From Apple’s press release: “Investor update on quarterly guidance“:
Our quarterly guidance issued on January 28, 2020 reflected the best information available at the time as well as our best estimates about the pace of return to work following the end of the extended Chinese New Year holiday on February 10. Work is starting to resume around the country, but we are experiencing a slower return to normal conditions than we had anticipated. As a result, we do not expect to meet the revenue guidance we provided for the March quarter due to two main factors.
The first is that worldwide iPhone supply will be temporarily constrained. While our iPhone manufacturing partner sites are located outside the Hubei province — and while all of these facilities have reopened — they are ramping up more slowly than we had anticipated… These iPhone supply shortages will temporarily affect revenues worldwide.
The second is that demand for our products within China has been affected. All of our stores in China and many of our partner stores have been closed. Additionally, stores that are open have been operating at reduced hours and with very low customer traffic. We are gradually reopening our retail stores and will continue to do so as steadily and safely as we can. Our corporate offices and contact centers in China are open, and our online stores have remained open throughout.

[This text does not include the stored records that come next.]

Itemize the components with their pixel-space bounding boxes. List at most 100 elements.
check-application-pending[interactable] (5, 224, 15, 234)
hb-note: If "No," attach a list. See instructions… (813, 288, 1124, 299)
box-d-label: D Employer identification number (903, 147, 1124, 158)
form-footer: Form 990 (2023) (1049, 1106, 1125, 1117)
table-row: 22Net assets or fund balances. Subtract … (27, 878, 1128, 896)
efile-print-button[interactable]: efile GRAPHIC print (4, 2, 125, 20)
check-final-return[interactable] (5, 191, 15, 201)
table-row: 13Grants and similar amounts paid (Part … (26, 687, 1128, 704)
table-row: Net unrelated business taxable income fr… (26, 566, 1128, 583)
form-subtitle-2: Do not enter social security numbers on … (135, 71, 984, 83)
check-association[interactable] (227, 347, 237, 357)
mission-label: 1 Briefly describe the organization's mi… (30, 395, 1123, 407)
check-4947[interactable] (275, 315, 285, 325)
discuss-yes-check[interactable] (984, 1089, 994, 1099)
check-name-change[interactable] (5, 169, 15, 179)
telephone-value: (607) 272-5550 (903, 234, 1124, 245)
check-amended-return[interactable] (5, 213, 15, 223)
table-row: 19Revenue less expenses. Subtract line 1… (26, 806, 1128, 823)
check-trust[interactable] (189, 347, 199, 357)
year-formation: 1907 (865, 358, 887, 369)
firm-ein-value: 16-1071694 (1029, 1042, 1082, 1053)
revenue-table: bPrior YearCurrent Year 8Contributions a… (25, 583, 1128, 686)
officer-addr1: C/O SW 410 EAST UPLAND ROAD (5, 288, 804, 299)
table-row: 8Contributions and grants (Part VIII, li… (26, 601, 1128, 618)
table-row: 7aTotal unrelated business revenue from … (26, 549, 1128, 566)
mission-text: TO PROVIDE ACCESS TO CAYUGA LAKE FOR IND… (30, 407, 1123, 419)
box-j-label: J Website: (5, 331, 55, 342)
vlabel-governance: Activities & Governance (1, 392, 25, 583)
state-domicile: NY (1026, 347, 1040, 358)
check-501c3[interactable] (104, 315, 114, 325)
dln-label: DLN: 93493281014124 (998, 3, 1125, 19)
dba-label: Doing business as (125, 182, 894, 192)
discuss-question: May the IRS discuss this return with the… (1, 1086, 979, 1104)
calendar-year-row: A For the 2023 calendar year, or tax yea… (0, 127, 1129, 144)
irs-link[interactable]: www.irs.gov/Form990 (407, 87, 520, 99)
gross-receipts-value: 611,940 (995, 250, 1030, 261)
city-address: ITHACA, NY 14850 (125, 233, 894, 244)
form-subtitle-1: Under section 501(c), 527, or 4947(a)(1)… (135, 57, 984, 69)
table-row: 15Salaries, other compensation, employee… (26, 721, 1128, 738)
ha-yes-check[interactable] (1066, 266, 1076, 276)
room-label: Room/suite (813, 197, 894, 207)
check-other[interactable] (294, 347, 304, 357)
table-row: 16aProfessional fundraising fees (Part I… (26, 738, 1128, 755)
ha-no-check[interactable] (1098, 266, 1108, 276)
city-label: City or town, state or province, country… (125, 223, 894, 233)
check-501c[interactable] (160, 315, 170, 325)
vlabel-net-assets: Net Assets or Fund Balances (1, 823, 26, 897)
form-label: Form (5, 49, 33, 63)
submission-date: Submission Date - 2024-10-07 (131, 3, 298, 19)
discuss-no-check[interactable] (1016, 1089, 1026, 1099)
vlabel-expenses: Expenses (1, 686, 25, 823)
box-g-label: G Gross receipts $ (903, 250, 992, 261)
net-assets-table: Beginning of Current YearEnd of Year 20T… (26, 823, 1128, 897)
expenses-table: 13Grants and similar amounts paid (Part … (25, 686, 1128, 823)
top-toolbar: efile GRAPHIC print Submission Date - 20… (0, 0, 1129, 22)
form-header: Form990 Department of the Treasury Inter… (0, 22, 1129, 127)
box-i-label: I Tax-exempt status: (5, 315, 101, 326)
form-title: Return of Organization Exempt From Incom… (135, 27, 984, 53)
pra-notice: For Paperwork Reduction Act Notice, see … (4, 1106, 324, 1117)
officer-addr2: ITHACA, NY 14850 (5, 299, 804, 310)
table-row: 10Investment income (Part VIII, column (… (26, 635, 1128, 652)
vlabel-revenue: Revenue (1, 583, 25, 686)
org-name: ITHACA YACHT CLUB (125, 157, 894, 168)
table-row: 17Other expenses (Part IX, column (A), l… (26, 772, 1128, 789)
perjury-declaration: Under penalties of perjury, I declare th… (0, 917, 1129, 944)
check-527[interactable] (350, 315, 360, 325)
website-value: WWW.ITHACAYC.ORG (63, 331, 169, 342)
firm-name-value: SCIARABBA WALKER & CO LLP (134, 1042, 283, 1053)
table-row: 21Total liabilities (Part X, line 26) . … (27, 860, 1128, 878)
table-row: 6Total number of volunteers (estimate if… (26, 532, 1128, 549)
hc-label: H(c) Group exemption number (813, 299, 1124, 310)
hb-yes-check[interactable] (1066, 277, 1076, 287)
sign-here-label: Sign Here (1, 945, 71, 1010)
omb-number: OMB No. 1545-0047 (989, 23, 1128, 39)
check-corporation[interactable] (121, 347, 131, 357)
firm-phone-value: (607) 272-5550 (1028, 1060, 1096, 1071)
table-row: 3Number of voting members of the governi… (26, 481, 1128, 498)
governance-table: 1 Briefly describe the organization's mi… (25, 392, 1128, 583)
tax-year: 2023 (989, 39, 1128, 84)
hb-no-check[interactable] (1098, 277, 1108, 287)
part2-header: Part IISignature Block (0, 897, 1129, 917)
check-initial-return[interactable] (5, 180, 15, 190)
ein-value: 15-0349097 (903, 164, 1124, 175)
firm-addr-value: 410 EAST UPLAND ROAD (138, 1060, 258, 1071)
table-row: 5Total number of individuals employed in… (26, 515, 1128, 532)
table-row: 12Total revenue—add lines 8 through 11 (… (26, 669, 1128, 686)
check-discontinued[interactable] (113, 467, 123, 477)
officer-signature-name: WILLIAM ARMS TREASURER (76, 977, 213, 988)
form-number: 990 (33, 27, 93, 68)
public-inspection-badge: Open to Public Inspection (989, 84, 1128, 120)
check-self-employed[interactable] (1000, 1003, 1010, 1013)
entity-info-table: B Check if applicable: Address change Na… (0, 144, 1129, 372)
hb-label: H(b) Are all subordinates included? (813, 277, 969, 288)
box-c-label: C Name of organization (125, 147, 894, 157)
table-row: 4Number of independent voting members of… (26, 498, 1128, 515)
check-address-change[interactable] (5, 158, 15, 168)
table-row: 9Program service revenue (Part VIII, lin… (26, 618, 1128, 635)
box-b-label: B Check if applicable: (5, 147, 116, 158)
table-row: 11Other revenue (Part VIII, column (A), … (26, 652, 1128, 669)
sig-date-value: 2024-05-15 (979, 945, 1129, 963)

Outside of China, customer demand across our product and service categories has been strong to date and in line with our expectations.
The situation is evolving, and we will provide more information during our next earnings call in April. Apple is fundamentally strong, and this disruption to our business is only temporary.
[Multiple expressions of concern for those affected have been removed.]
My take: Here we go again. Last time, in 2018, Apple turned out to be the canary in a coal mine that took the whole U.S. economy down.